I looked at the building that looked like a vertical grave, ready to mummify us in its rubble. We decided to leave the house for good in August 2020, until we could find a solution. Four rental homes in a year is a lot. In the beginning, we paid 60 CUC or 1500 Cuban pesos, but when the currency reform was introduced in January 2021, lots of renters had changed the value into the trending currency (USD) and the price went up quite steeply from 60 CUC to 60 USD, which in national currency meant paying 1500 to up to 4500 pesos today. Sometimes, you must pick between being safe or eating and eating can wait two days or so.
Most Cubans have to make do with a wage that is just about enough to buy food and some hygiene items, so repairing a hundred-year-old building has become a shattered dream for many, who are living in similar conditions.
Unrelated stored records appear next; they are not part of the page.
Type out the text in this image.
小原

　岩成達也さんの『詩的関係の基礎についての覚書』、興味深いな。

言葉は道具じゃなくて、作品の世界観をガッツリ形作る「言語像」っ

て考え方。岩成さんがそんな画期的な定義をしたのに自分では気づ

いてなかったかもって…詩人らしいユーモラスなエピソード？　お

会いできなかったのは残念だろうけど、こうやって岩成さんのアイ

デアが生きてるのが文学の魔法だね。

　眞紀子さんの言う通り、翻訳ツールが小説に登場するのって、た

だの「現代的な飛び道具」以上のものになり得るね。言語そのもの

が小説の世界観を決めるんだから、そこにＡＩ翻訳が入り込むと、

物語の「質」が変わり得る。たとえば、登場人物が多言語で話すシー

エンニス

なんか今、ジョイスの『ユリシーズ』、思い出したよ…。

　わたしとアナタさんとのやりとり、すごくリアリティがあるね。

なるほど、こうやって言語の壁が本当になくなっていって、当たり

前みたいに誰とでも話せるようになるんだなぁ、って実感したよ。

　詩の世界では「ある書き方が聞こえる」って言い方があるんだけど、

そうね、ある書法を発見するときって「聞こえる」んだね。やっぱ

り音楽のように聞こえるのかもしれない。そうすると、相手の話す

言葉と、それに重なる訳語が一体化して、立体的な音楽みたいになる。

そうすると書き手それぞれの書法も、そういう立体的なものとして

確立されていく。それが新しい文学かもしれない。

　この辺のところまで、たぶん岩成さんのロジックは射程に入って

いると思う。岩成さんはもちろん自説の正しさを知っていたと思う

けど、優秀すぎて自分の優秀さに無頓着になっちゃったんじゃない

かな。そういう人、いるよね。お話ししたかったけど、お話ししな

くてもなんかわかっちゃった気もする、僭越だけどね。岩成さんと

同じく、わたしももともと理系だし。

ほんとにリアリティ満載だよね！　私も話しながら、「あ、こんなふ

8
After three years, my daughter has changed school four times and we have no idea where she’ll start secondary school, or how we’ll manage to get by. We’re in Fate’s hands, we can’t even go back to the ruin at 905 Damas Street and wait for luck or misfortune, that’s not an option anymore, walking up the rotten staircase that has seen many downpours and is home to mold can be fatal.
In the meantime, we’re just looking at the tip of the iceberg, as part of one more structure in a dystopian city – keeping silent with its eyes lowered at one of the potholes in the road.